Advanced Analytics in the Anonymized Data Space: Jeff Jonas


Jeff Jonas gave a great keynote this morning. (Here's a paper from IEEE Security and Privacy that explains some of this.) This afternoon he's adding context. Literally. Contexts allow seemingly unrelated records to become related. The idea is that two records get created in two different data stores, because of some common event, but the common event is unobservable to the organization and the perceptions around that event are not connected.

When the organization queries these data sources to make a decision, the fact that these records are related might not be known. He calls this enterprise amnesia. The answer is a database that creates persistent context that relates these records. The query is done against the persistent context. The context is like the card catalog in a library, serving as an index to records.

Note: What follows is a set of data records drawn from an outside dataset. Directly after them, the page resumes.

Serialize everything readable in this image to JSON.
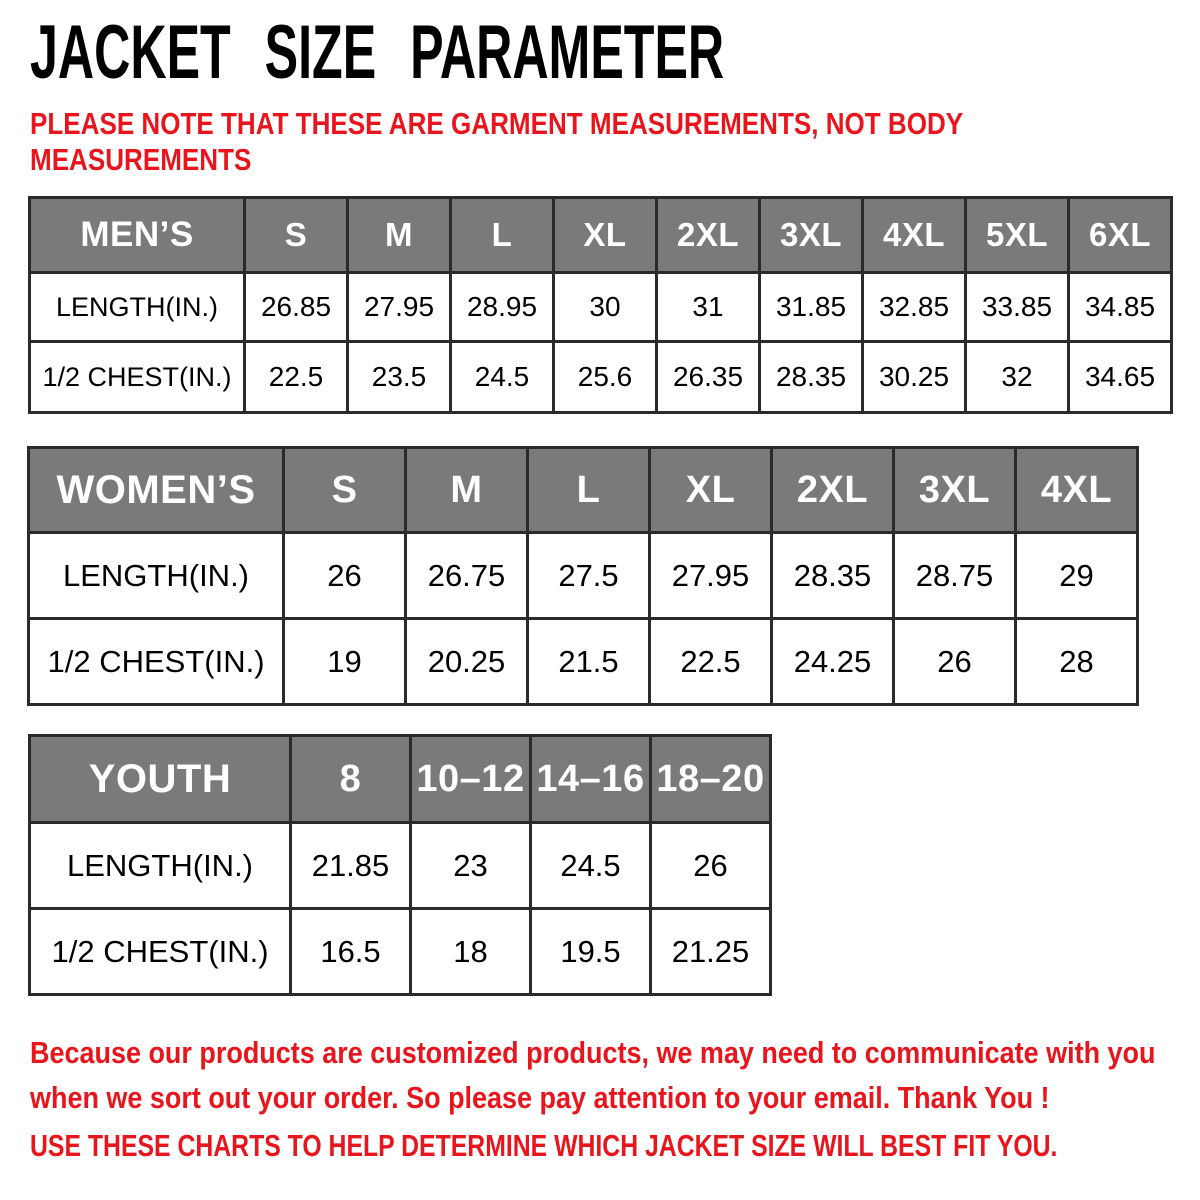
{
  "title": "JACKET SIZE PARAMETER",
  "note_lines": [
    "PLEASE NOTE THAT THESE ARE GARMENT MEASUREMENTS, NOT BODY",
    "MEASUREMENTS"
  ],
  "chart_data": [
    {
      "type": "table",
      "name": "MEN’S",
      "columns": [
        "S",
        "M",
        "L",
        "XL",
        "2XL",
        "3XL",
        "4XL",
        "5XL",
        "6XL"
      ],
      "rows": [
        {
          "label": "LENGTH(IN.)",
          "values": [
            "26.85",
            "27.95",
            "28.95",
            "30",
            "31",
            "31.85",
            "32.85",
            "33.85",
            "34.85"
          ]
        },
        {
          "label": "1/2 CHEST(IN.)",
          "values": [
            "22.5",
            "23.5",
            "24.5",
            "25.6",
            "26.35",
            "28.35",
            "30.25",
            "32",
            "34.65"
          ]
        }
      ]
    },
    {
      "type": "table",
      "name": "WOMEN’S",
      "columns": [
        "S",
        "M",
        "L",
        "XL",
        "2XL",
        "3XL",
        "4XL"
      ],
      "rows": [
        {
          "label": "LENGTH(IN.)",
          "values": [
            "26",
            "26.75",
            "27.5",
            "27.95",
            "28.35",
            "28.75",
            "29"
          ]
        },
        {
          "label": "1/2 CHEST(IN.)",
          "values": [
            "19",
            "20.25",
            "21.5",
            "22.5",
            "24.25",
            "26",
            "28"
          ]
        }
      ]
    },
    {
      "type": "table",
      "name": "YOUTH",
      "columns": [
        "8",
        "10–12",
        "14–16",
        "18–20"
      ],
      "rows": [
        {
          "label": "LENGTH(IN.)",
          "values": [
            "21.85",
            "23",
            "24.5",
            "26"
          ]
        },
        {
          "label": "1/2 CHEST(IN.)",
          "values": [
            "16.5",
            "18",
            "19.5",
            "21.25"
          ]
        }
      ]
    }
  ],
  "footer_lines": [
    "Because our products are customized products, we may need to communicate with you",
    "when we sort out your order. So please pay attention to your email. Thank You !"
  ],
  "usage_line": "USE THESE CHARTS TO HELP DETERMINE WHICH JACKET SIZE WILL BEST FIT YOU.",
  "colors": {
    "accent_red": "#e8151d",
    "header_gray": "#7a7a7a",
    "border_dark": "#2b2b2b",
    "text_black": "#000000"
  }
}
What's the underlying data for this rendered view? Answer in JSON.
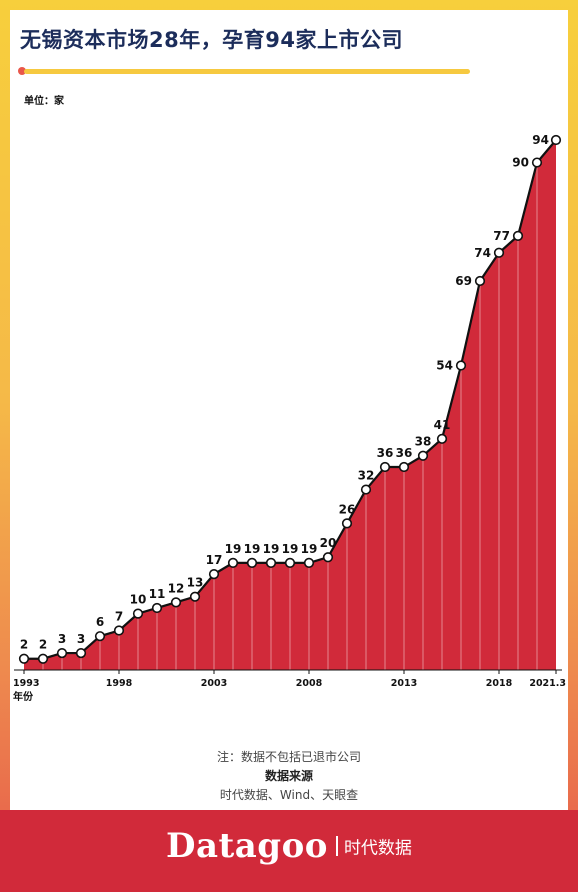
{
  "header": {
    "title": "无锡资本市场28年，孕育94家上市公司",
    "unit_label": "单位：家"
  },
  "colors": {
    "area_fill": "#d12a3a",
    "line": "#111111",
    "marker_fill": "#ffffff",
    "title": "#1c2d5b",
    "footer_bg": "#d12a3a"
  },
  "chart_data": {
    "type": "area",
    "title": "无锡资本市场28年，孕育94家上市公司",
    "xlabel": "年份",
    "ylabel": "单位：家",
    "x_tick_labels": [
      "1993",
      "1998",
      "2003",
      "2008",
      "2013",
      "2018",
      "2021.3"
    ],
    "x": [
      "1993",
      "1994",
      "1995",
      "1996",
      "1997",
      "1998",
      "1999",
      "2000",
      "2001",
      "2002",
      "2003",
      "2004",
      "2005",
      "2006",
      "2007",
      "2008",
      "2009",
      "2010",
      "2011",
      "2012",
      "2013",
      "2014",
      "2015",
      "2016",
      "2017",
      "2018",
      "2019",
      "2020",
      "2021.3"
    ],
    "series": [
      {
        "values": [
          2,
          2,
          3,
          3,
          6,
          7,
          10,
          11,
          12,
          13,
          17,
          19,
          19,
          19,
          19,
          19,
          20,
          26,
          32,
          36,
          36,
          38,
          41,
          54,
          69,
          74,
          77,
          90,
          94
        ]
      }
    ],
    "data_labels": [
      "2",
      "2",
      "3",
      "3",
      "6",
      "7",
      "10",
      "11",
      "12",
      "13",
      "17",
      "19",
      "19",
      "19",
      "19",
      "19",
      "20",
      "26",
      "32",
      "36",
      "36",
      "38",
      "41",
      "54",
      "69",
      "74",
      "77",
      "90",
      "94"
    ],
    "ylim": [
      0,
      94
    ],
    "grid": false,
    "legend": "none"
  },
  "notes": {
    "note": "注：数据不包括已退市公司",
    "source_title": "数据来源",
    "source_text": "时代数据、Wind、天眼查"
  },
  "footer": {
    "brand": "Datagoo",
    "brand_sub": "时代数据"
  }
}
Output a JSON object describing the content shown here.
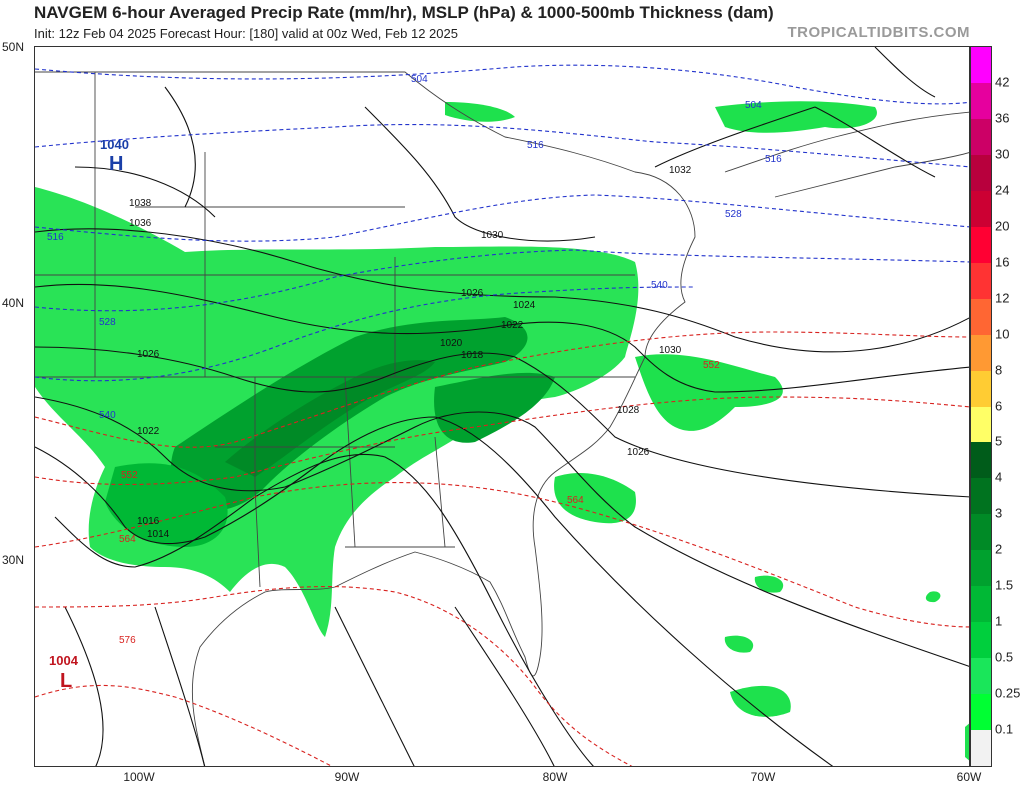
{
  "header": {
    "title": "NAVGEM 6-hour Averaged Precip Rate (mm/hr), MSLP (hPa) & 1000-500mb Thickness (dam)",
    "subtitle": "Init: 12z Feb 04 2025   Forecast Hour: [180]   valid at 00z Wed, Feb 12 2025",
    "brand": "TROPICALTIDBITS.COM"
  },
  "axes": {
    "lat_labels": [
      "50N",
      "40N",
      "30N"
    ],
    "lon_labels": [
      "100W",
      "90W",
      "80W",
      "70W",
      "60W"
    ]
  },
  "pressure_centers": [
    {
      "type": "H",
      "value": "1040",
      "color": "#1a3fa8"
    },
    {
      "type": "L",
      "value": "1004",
      "color": "#c0141e"
    }
  ],
  "isobar_labels": [
    "1038",
    "1036",
    "1032",
    "1030",
    "1026",
    "1024",
    "1022",
    "1020",
    "1018",
    "1030",
    "1028",
    "1026",
    "1026",
    "1022",
    "1016",
    "1014"
  ],
  "thickness_labels_blue": [
    "504",
    "504",
    "516",
    "516",
    "516",
    "528",
    "528",
    "540",
    "540"
  ],
  "thickness_labels_red": [
    "552",
    "552",
    "564",
    "564",
    "576"
  ],
  "colorbar": {
    "labels": [
      "42",
      "36",
      "30",
      "24",
      "20",
      "16",
      "12",
      "10",
      "8",
      "6",
      "5",
      "4",
      "3",
      "2",
      "1.5",
      "1",
      "0.5",
      "0.25",
      "0.1"
    ],
    "colors": [
      "#ff00ff",
      "#e6009e",
      "#cc0066",
      "#b8003d",
      "#cc0033",
      "#ff0033",
      "#ff3333",
      "#ff6633",
      "#ff9933",
      "#ffcc33",
      "#ffff66",
      "#005c1a",
      "#00731f",
      "#008a26",
      "#00a12e",
      "#00b835",
      "#00cf3d",
      "#1ae65a",
      "#00ff33",
      "#f2f2f2"
    ]
  }
}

Query might be any number of things. If you do not process every new piece of data (perceptions) first like a query, then you will not know if it matters...until someone asks. Jeff treats query as data. When a query is made against the context, and gets no response, it's stored as a database. Later if data shows up that matches the query, you get a match. Treating queries like data makes it so you don't have to ask every question every day.

  • Queries find data
  • Data finds queries
  • Data finds data
  • Queries find queries

The latter one gets users with like interests together with one another.

In the grand scheme of things, the context allows you to reconstruct the non-observable. More perceptions lead to reduced ambiguity. The time when you're ingesting data is the best time to make discoveries. Jeff calls this perpetual analytics.

Jeff's analytics engine takes queries and data in through the same pipe. No joins, to triggers, no stored procedures. When you discover something new, you fix all the related records. He tells the story of a con man who had six different identities with no overlap. One day the con man introduced a PO Box to the system that allowed all six identities to be tie together.

Context is "persistent" in the sense that it's not created on the fly with the query on federated data sources. Sequence neutrality is crucial since perceptions may come in different order.

The technology Jeff developed (called NORA) is for sharing context within an organization. What if you want to share data with others. For example, the government doesn't want to share it's data with the cruise line, and the cruise line doesn't want to share customer information with the government. Can you encrypt to the data and analyze it in the encrypted form? Jeff calls this ANNA.

The anonymizer doesn't just hash the data, it first processes it to create rooted forms. For example, Bob, Bobbie, and Rob are all rooted to Robert. This allows the encrypted form to be analyzed and queried for matches. Then the context points back to specific records and you can then have a narrow conversation about specific records rather than grabbing entire data sets.